Si tratta del “Pozzo della piccola Cava”, chiamato così perché già Chierici lo aveva visto semidistrutto dal taglio della cava ancora in uso ai suoi tempi, una cava probabilmente già in essere in epoca romana. Qui lo scavo ha permesso di portare alla luce non solo il pozzo ma anche l’intero profilo della cava che ha asportato parte della struttura del pozzo, almeno altre tre strutture di cui rimangono le tracce perimetrali circolari alla base del taglio di cava, ed un’altra su cui si affacciavano due grandi cavità a cella ancora conservatesi (PL 38).
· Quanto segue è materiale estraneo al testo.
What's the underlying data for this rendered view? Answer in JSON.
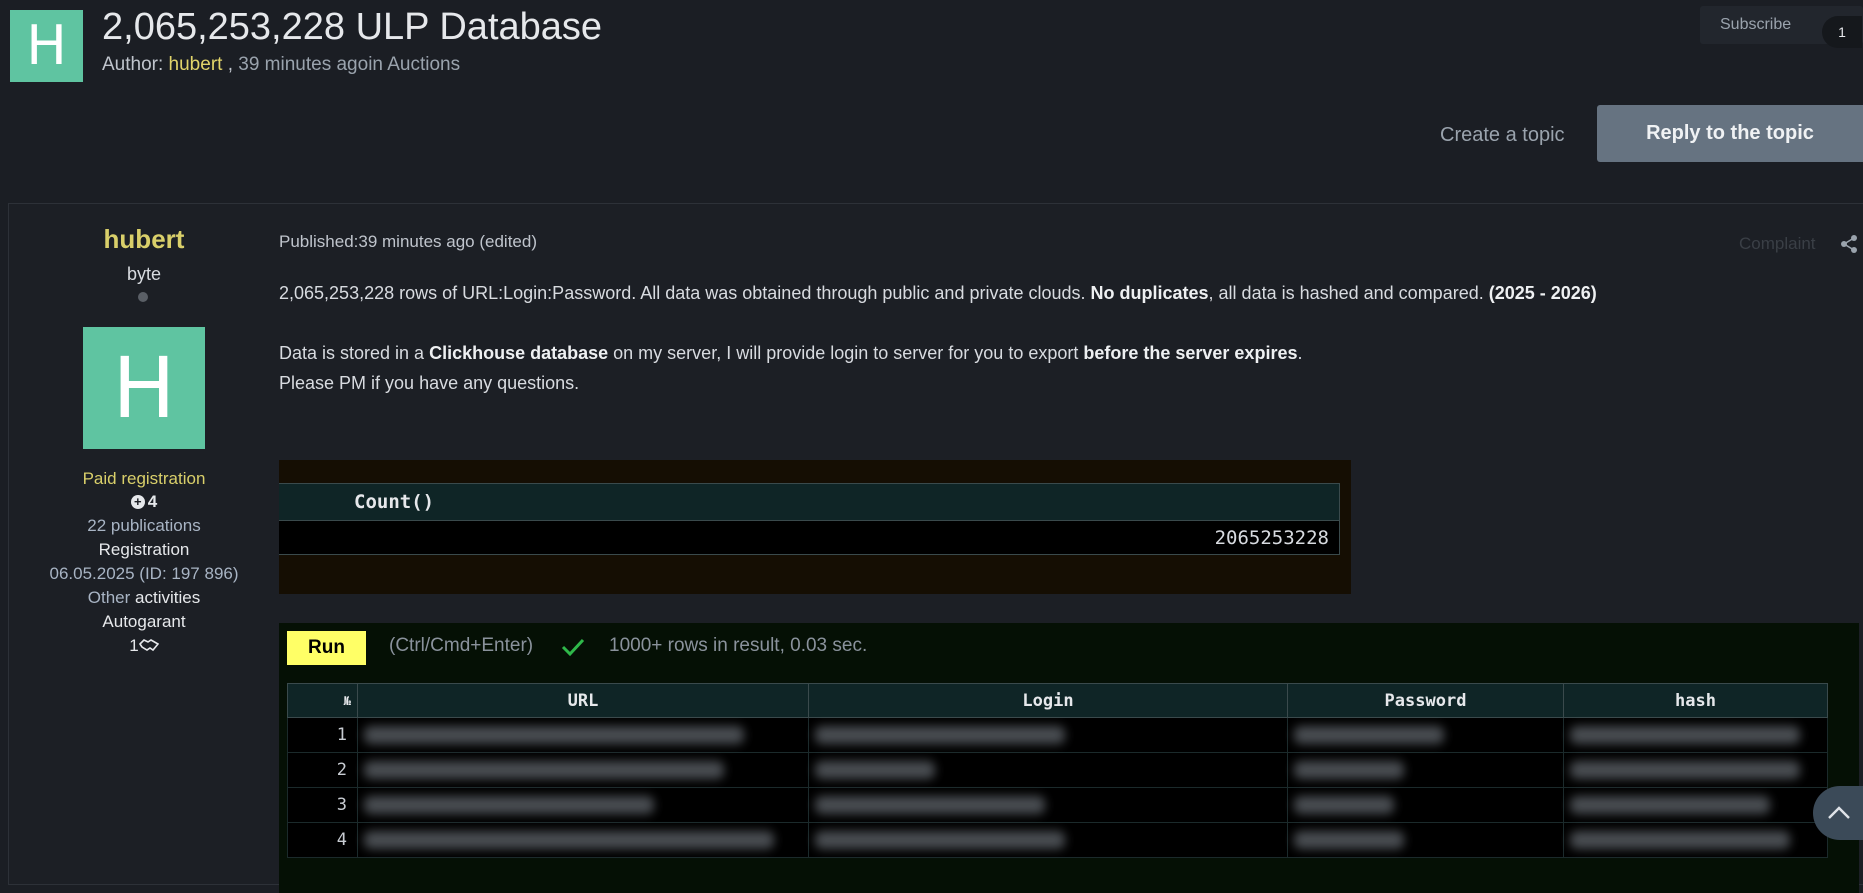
{
  "topic": {
    "avatar_letter": "H",
    "title": "2,065,253,228 ULP Database",
    "author_label": "Author: ",
    "author": "hubert",
    "sep": " , ",
    "time": "39 minutes ago",
    "in_label": "in ",
    "category": "Auctions"
  },
  "subscribe": {
    "label": "Subscribe",
    "count": "1"
  },
  "actions": {
    "create_topic": "Create a topic",
    "reply": "Reply to the topic"
  },
  "sidebar": {
    "name": "hubert",
    "rank": "byte",
    "avatar_letter": "H",
    "paid": "Paid registration",
    "reputation": "4",
    "publications": "22 publications",
    "registration_label": "Registration",
    "registration_value": "06.05.2025 (ID: 197 896)",
    "other": "Other",
    "activities": " activities",
    "autogarant": "Autogarant",
    "deals": "1"
  },
  "post": {
    "published": "Published:39 minutes ago (edited)",
    "complaint": "Complaint",
    "p1_a": "2,065,253,228 rows of URL:Login:Password. All data was obtained through public and private clouds. ",
    "p1_b": "No duplicates",
    "p1_c": ", all data is hashed and compared. ",
    "p1_d": "(2025 - 2026)",
    "p2_a": "Data is stored in a ",
    "p2_b": "Clickhouse database",
    "p2_c": " on my server, I will provide login to server for you to export ",
    "p2_d": "before the server expires",
    "p2_e": ".",
    "p3": "Please PM if you have any questions."
  },
  "count_box": {
    "header": "Count()",
    "value": "2065253228"
  },
  "result": {
    "run": "Run",
    "shortcut": "(Ctrl/Cmd+Enter)",
    "info": "1000+ rows in result, 0.03 sec.",
    "columns": [
      "№",
      "URL",
      "Login",
      "Password",
      "hash"
    ],
    "rows": [
      "1",
      "2",
      "3",
      "4"
    ]
  },
  "colors": {
    "accent": "#5fc4a1",
    "author": "#d9cf6a",
    "reply_button": "#667381",
    "run_button": "#ffff66"
  }
}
La monumentalità della Cava (circa 12 m per 12,50 m) sembra far rimpicciolire la grandezza del pozzo che misura 6,60 metri di diametro e va restringendosi verso il fondo fino a 3,20 metri. Il pozzo presenta scavate nella sua parete una serie di piccole cavità ovoidali, rinvenute vuote ad esclusione di una con ossa animali.

All’ingresso del pozzo, dal lato più basso, dove doveva trovarsi il corridoio (dromos) di accesso, due piccoli muri in laterizi romani accompagnano la circonferenza. Qui sono stati rinvenuti anche molti frammenti di dolia sempre di epoca romana. Anche nel riempimento del pozzo si sono rinvenuti molti laterizi romani, alcuni pertinenti ad una tettoia di cui rimangono le tracce in parete, tettoia che doveva coprire una apertura artificiale che intercetta una cavità carsica dove l’acqua corrente ha lasciato le sue concrezioni e dove è stato rinvenuto un vaso di epoca tardo romana. Tracce di fuoco e resti di scorie metalliche fanno pensare ad un utilizzo per la fusione del minerale. Purtroppo lo scavo ottocentesco ha asportato gli strati archeologici e pertanto non è possibile datare con sicurezza la realizzazione dell’intero complesso.

Piccola cava

La fattoria della Diramazione Agrippa

Il terzo sito in cui si è intervenuti è l’area presso l’ex Carcere della Diramazione Agrippa. 

“Lo scavo ha fornito dei risultati molto superiori alle aspettative, portando alla luce una serie di strutture collegate ad una imponente fattoria di epoca romana comprendente anche un vivaio per giovani piante contenute in ollae pertusae (olle forate per mettere a dimora e far germogliare le piantine) allineate in trincee appositamente scavate nella pietra tenera dell’isola; nella stessa calcarenite sono stati scavati oltre 40 alloggiamenti per grandi dolia, contigui tra loro ad indicare il doliarium (dove si stivavano i grandi orci), che proseguono in direzione carcere e al di sotto della strada carrabile e non asportabile in sede di scavo. La fattoria è stata indagata solo parzialmente ma ha mostrato che in epoca romana (databile al primo secolo d.C. in base a i materiali ceramici), la parte centrale dell’isola era interessata da un grande complesso produttivo ed artigianale, quest’ultimo attivo fino al IV sec.d.C. La quantità degli alloggiamenti dei dolia (alcuni rinvenuti ancora con parti di dolio all’interno) attestano un a grande produzione di vino, destinata pertanto anche all’esportazione, quella produzione che ancora nel 1800 caratterizzerà l’isola e la colonia penale agricola al punto da fare scavare grandi cantine per le botti all’interno delle catacombe”, così riassume la dottoressa Alderighi ipotizzando la prosecuzione delle indagini in quest’area.

“La Piacenti ringrazia sentitamente tutto il proprio staff, i restauratori, gli archeologi, gli operai, il personale tecnico e amministrativo che dalla sede centrale di Prato ha coordinato la logistica impegnativa e spesso complicata dalle variabili situazioni meteo tipiche dell’isola. Non è mai stato un cantiere “normale” date le condizioni di forte isolamento ma, anche nelle situazioni più difficili, la piccola comunità di Pianosa ci ha sempre accolto e aiutato. Un grazie speciale ai 3 detenuti della Casa di Reclusione di Porto Azzurro che sono stati assunti sull’isola e che ci hanno accompagnato e supportato nelle operazioni di scavo, di smontaggio della copertura dei Bagni di Agrippa, e nell’ambito di un percorso di formazione e reinserimento sociale", precisa il dottor Giuseppe Fichera, direttore tecnico di cantiere della Piacenti SpA.